Khatmil Qur’an dan Megengan Bersama
(Ma’had al-Jami’ah IAIN Tulungagung)
Jum’at
(26 – 05 – 2017), Ma’had al-Jami’ah IAIN Tulungagung menggelar acara khatmil
Qur’an yang dirangkai dengan acara megengan bersama. Acara ini diikuti oleh
segenap pengelola Ma’had al-Jami’ah yang terdiri dari unsur Mudir Ma’had
al-Jami’ah, Dr. K.H. Muhammad Teguh Ridlwan, Murabbi Ma’had al-Jami’ah yang
terdiri dari unsur dosen tetap bukan PNS dan Dosen Luar Biasa serta musyrifah
Ma’had al-Jami’ah IAIN Tulungagung yang terdiri dari unsur mahasiswa yang duduk
di semester tiga ke atas. Selain itu tampak hadir dalam acara ini beberapa tamu
undangan dari beberapa dosen IAIN Tulungagung.
Acara
ini dimulai pada sekitar pukul 13.30 WIB setelah pelaksanaan shalat Jum’at.
Khatmil Qur’an sebenarnya sudah menjadi acara rutin yang dilaksanakan oleh
pengelola Ma’had al-Jami’ah IAIN Tulungagung pada tiap – tiap Jum’at legi
tepatnya dimulai pada sekitar pukul 08.00 WIB. Akan tetapi khusus Jum’at
kemarin acara ini dimulai pada pukul 13.30 WIB karena pada pagi harinya seluruh
dosen, karyawan dan mahasiswa mengikuti upacara peringatan lahirnya Pancasila
di lapangan utama IAIN Tulungagung.
Walaupun
acara ini dilaksanakan siang hari di saat udara terasa panas menyengat, namun
hal ini tidak menyurutkan semangat segenap pengelola Ma’had al-Jami’ah.
Terbukti acara ini bisa digelar dengan lancar dan dengan hasil yang memuaskan
tentunya. Dengan semangat para pengelola membaca al-Qur’an dengan antusias
hingga selesai.
Ustadz Rohmad dan Ustadz Nasikhin Sedang Khusyu'
Mengikuti Tahlil
Selain
dimaksudkan untuk khatmil Qur’an sebagaimana biasa, acara kali ini juga
dimaksudkan untuk “Megengan Bersama” seluruh pengelola Ma’had al-Jami’ah.
Megengan adalah salah satu acara yang menjadi tradisi umat Islam di tanah Jawa.

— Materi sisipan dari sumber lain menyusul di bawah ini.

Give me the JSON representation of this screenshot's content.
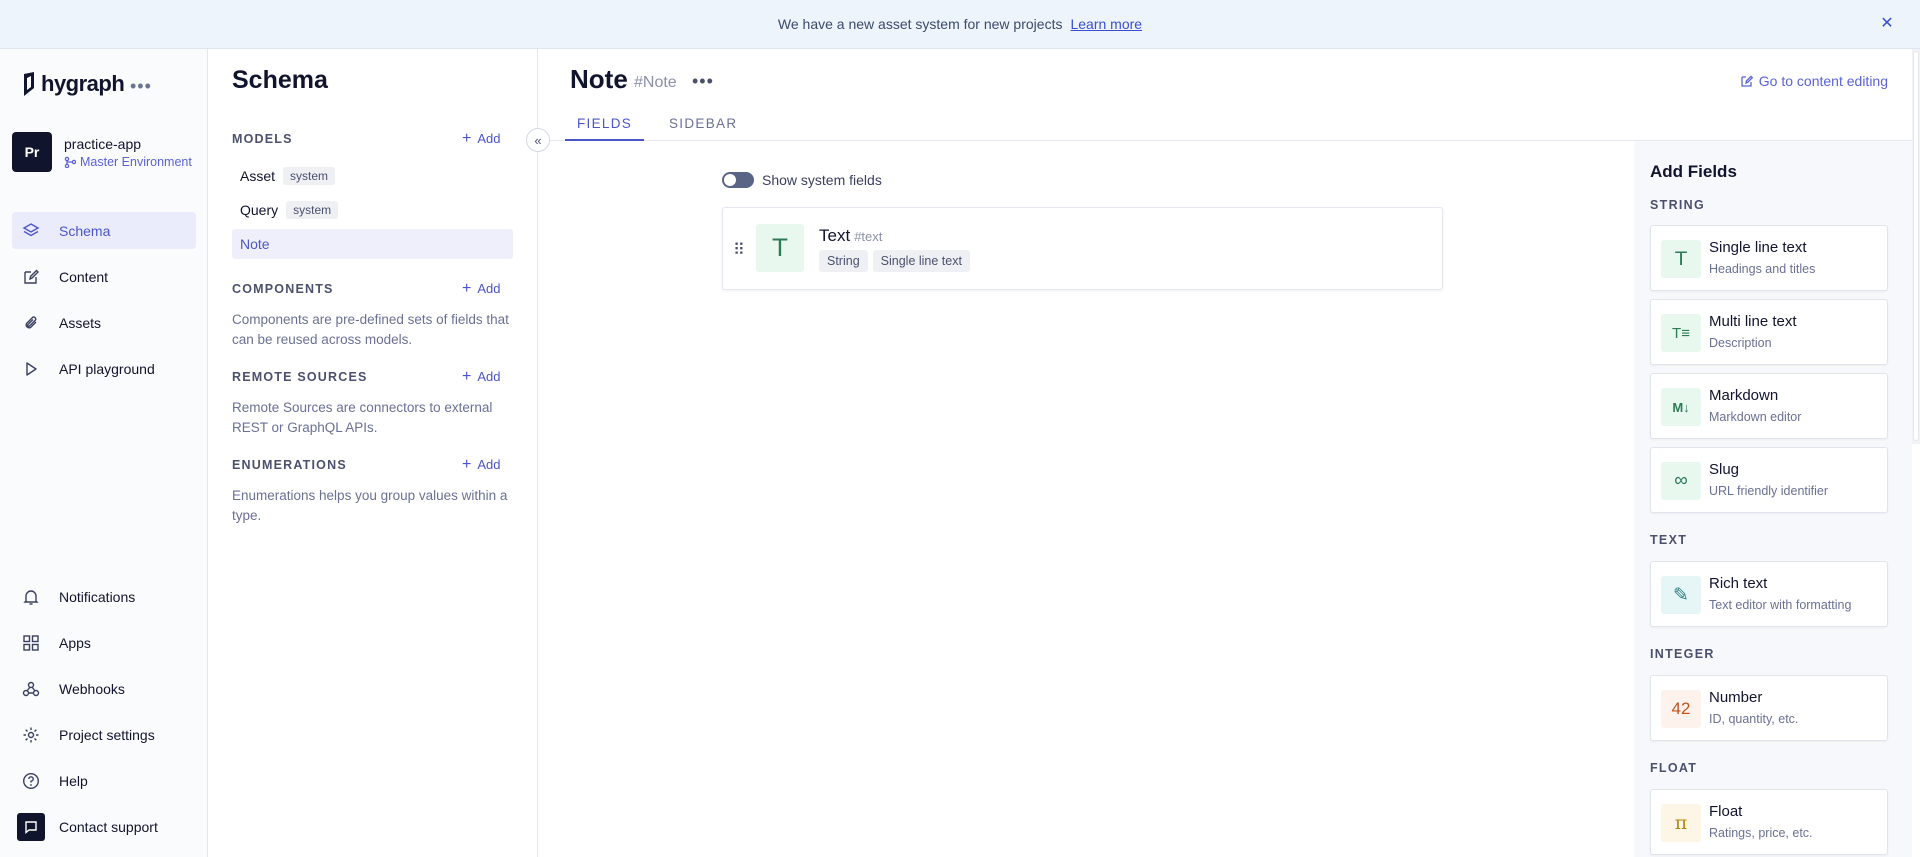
{
  "banner": {
    "message": "We have a new asset system for new projects",
    "link": "Learn more",
    "close_icon": "close-icon"
  },
  "brand": {
    "name": "hygraph"
  },
  "project": {
    "avatar": "Pr",
    "name": "practice-app",
    "environment": "Master Environment"
  },
  "nav": {
    "top": [
      {
        "label": "Schema",
        "icon": "layers-icon",
        "active": true
      },
      {
        "label": "Content",
        "icon": "edit-icon"
      },
      {
        "label": "Assets",
        "icon": "paperclip-icon"
      },
      {
        "label": "API playground",
        "icon": "play-icon"
      }
    ],
    "bottom": [
      {
        "label": "Notifications",
        "icon": "bell-icon"
      },
      {
        "label": "Apps",
        "icon": "grid-icon"
      },
      {
        "label": "Webhooks",
        "icon": "webhook-icon"
      },
      {
        "label": "Project settings",
        "icon": "gear-icon"
      },
      {
        "label": "Help",
        "icon": "help-icon"
      },
      {
        "label": "Contact support",
        "icon": "chat-icon"
      }
    ]
  },
  "schema": {
    "title": "Schema",
    "add_label": "Add",
    "models": {
      "title": "MODELS",
      "items": [
        {
          "label": "Asset",
          "tag": "system"
        },
        {
          "label": "Query",
          "tag": "system"
        },
        {
          "label": "Note",
          "active": true
        }
      ]
    },
    "components": {
      "title": "COMPONENTS",
      "desc": "Components are pre-defined sets of fields that can be reused across models."
    },
    "remote_sources": {
      "title": "REMOTE SOURCES",
      "desc": "Remote Sources are connectors to external REST or GraphQL APIs."
    },
    "enumerations": {
      "title": "ENUMERATIONS",
      "desc": "Enumerations helps you group values within a type."
    }
  },
  "model": {
    "title": "Note",
    "api_id": "#Note",
    "goto": "Go to content editing",
    "tabs": [
      "FIELDS",
      "SIDEBAR"
    ],
    "active_tab": "FIELDS",
    "show_system_fields": "Show system fields",
    "show_system_fields_on": false,
    "fields": [
      {
        "name": "Text",
        "api_id": "#text",
        "icon": "T",
        "tags": [
          "String",
          "Single line text"
        ]
      }
    ]
  },
  "add_fields": {
    "title": "Add Fields",
    "categories": [
      {
        "name": "STRING",
        "items": [
          {
            "name": "Single line text",
            "desc": "Headings and titles",
            "glyph": "T",
            "icon": "text-icon"
          },
          {
            "name": "Multi line text",
            "desc": "Description",
            "glyph": "T≡",
            "icon": "multiline-icon"
          },
          {
            "name": "Markdown",
            "desc": "Markdown editor",
            "glyph": "M↓",
            "icon": "markdown-icon"
          },
          {
            "name": "Slug",
            "desc": "URL friendly identifier",
            "glyph": "∞",
            "icon": "link-icon"
          }
        ]
      },
      {
        "name": "TEXT",
        "items": [
          {
            "name": "Rich text",
            "desc": "Text editor with formatting",
            "glyph": "✎",
            "icon": "rich-text-icon"
          }
        ]
      },
      {
        "name": "INTEGER",
        "items": [
          {
            "name": "Number",
            "desc": "ID, quantity, etc.",
            "glyph": "42",
            "icon": "number-icon"
          }
        ]
      },
      {
        "name": "FLOAT",
        "items": [
          {
            "name": "Float",
            "desc": "Ratings, price, etc.",
            "glyph": "π",
            "icon": "pi-icon"
          }
        ]
      }
    ]
  },
  "colors": {
    "accent": "#4b55c8",
    "banner_bg": "#eef4fb",
    "string_icon_bg": "#e9f8ef",
    "text_icon_bg": "#e6f6f6",
    "number_icon_bg": "#fdf3ec",
    "float_icon_bg": "#fdf6e6"
  }
}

Megengan dilaksanakan pada tiap – tiap penghujung akhir bulan Sya’ban menjelang
masuknya bulan suci Ramadlan.
Tradisi
megengan telah mengakar kuat dalam darah masyarakat Islam Jawa. Rasanya tidak
lengkap atau bahkan “Saru”, bagi sebagian masyarakat apabila tidak menggelar
acara megengan, baik secara individu, dari rumah ke rumah maupun secara
berjamaah di mushalla atau di masjid sekitar tempat mereka tinggal. Tradisi ini
memiliki makna filosofis yang tinggi yang merupakan ajaran para wali penyebar
agama Islam di tanah Jawa.
Megengan
selain memiliki nilai vertikal berupa hubungan seorang muslim kepada Allah,
sebagai wujud penghambaan kepada Allah dengan mengeluarkan sebagian rizki untuk
bersedekah kepada orang lain, juga memiliki dimensi sosial yang luar biasa bila
mau mengkajinya. Islam memang agama yang sangat menekankan hubungan sosial.

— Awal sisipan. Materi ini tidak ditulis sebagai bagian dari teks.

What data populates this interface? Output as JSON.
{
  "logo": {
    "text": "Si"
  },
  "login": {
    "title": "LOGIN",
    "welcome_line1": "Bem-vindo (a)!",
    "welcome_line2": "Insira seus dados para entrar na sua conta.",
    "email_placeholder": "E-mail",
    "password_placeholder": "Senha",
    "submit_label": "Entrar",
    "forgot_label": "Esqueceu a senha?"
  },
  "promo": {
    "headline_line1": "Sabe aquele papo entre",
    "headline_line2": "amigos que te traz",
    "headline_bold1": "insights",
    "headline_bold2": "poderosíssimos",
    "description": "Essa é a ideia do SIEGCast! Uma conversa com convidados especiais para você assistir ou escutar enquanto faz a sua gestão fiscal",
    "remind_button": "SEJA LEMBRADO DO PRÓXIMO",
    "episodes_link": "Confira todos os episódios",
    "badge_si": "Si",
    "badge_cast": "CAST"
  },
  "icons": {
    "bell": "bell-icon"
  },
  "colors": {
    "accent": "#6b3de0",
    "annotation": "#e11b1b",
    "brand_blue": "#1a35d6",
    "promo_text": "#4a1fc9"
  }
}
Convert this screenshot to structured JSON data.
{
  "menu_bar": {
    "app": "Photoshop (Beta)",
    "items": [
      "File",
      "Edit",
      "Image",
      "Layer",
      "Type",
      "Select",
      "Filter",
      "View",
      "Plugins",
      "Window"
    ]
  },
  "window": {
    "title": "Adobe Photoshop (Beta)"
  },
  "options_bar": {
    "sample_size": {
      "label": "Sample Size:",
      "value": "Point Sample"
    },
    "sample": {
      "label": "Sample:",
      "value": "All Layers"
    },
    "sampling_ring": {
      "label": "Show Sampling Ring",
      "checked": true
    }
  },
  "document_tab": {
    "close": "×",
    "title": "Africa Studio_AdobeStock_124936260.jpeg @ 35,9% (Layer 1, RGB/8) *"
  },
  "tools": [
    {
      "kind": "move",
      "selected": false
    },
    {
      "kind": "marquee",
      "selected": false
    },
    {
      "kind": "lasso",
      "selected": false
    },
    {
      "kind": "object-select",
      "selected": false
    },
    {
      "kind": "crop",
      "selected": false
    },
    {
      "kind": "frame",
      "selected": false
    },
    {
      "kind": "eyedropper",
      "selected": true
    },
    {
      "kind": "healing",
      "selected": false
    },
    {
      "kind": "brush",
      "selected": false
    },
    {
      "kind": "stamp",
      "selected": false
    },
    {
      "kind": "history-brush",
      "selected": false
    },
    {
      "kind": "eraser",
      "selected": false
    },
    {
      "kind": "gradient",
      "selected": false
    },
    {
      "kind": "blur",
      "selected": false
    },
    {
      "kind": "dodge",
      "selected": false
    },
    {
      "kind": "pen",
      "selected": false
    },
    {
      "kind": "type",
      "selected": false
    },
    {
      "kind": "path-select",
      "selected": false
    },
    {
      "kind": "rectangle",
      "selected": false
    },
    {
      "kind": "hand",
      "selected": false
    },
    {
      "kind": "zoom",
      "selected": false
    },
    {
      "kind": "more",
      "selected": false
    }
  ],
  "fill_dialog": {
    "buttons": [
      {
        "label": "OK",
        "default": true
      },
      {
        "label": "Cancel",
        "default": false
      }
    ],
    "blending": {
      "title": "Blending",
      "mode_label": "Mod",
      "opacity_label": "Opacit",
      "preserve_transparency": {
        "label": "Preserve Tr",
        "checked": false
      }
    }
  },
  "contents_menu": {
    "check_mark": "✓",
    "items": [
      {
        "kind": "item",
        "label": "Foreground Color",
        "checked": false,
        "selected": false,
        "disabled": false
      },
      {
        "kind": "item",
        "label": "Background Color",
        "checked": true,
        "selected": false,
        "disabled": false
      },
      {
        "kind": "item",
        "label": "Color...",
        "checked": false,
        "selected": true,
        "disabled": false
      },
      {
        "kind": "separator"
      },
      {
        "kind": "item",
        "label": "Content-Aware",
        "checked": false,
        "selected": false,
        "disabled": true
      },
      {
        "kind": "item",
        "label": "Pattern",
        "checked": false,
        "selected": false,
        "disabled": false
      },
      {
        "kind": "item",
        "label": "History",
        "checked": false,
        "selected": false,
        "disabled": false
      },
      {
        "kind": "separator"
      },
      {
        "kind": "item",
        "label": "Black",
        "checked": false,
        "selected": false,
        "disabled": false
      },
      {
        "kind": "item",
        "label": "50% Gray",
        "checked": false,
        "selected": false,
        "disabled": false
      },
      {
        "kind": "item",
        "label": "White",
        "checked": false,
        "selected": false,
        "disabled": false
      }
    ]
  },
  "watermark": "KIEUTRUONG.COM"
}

Islam tidak menginginkan seorang memiliki keshalihan vertikal belaka tanpa
memiliki keshalihan sosial. Bahkan bila kita mau mengkaji dan meneliti ayat
maupun hadits sebagian besar di antaranya menerangkan tentang hungungan seorang
muslim dengan dimensi sosial yang ada di sekitarnya.
Tradisi
megengan –dalam dimensi vertikal, adalah wujud penghambaan seorang muslim
kepada Allah dengan mengeluarkan sebagian harta yang dimilikinya untuk
disedekahkan kepada orang lain. Para wali penyebar Islam kala itu tahu betul
kondisi masyarakat miskin yang seringkali terpaksa harus menahan lapar karena
tidak memiliki bahan makanan untuk dimasak dan dimakan. Bahkan Rasulullah SAW
pun dalam sebuah riwayat mensabdakan, ketika salah seorang di antara kalian
memasak makanan hendaknya ia memperbanyak kuahnya. Oleh karena itulah memberi
sedekah berupa makanan yang saat itu dirasa sangat dibutuhkan oleh masyarakat
Jawa menjadi suatu hal yang sangat positif sekedar untuk membantu mereka
mengisi perut yang kemungkinan kelaparan karena tidak memiliki bahan makanan
untuk di makan.
Megengan
juga dimaksudkan untuk mendo’akan arwah para leluhur yang telah kembali kepada
Allah lebih dahulu. Sebagai seorang anak atau ahli warits sudah menjadi
kewajiban bagi mereka untuk berbuat baik kepada kedua orang tua, kakek, nenek
atau siapapun yang telah berjasa dalam kehidupan kita. Melupakan jasa mereka
sama artinya kita tidak bersyukur kepada Allah SWT. Dalam sebuah riwayat
Rasulullah SAW bersabda, “Tidak dinamakan bersyukur kepada Allah, orang yang
tidak bersyukur kepada manusia –yang menjadi perantara nikmat.” Kakek, nenek,
orang tua dan seterusnya atau siapapun yang pernah berjasa kepada kita, mereka
semua berhak mendapatkan balasan syukur kita. Lantas bagaimana bila mereka
telah meninggal?
Bagi
mereka yang telah meninggal tidak ada yang mereka harapkan selain dari do’a
para ahli dunia. Oleh karenanya ahli dunia yang masih hidupm seharusnya tidak
“bakhil” kepada ahli kubur. Do’a mereka senantiasa diharapkan oleh ahli kubur.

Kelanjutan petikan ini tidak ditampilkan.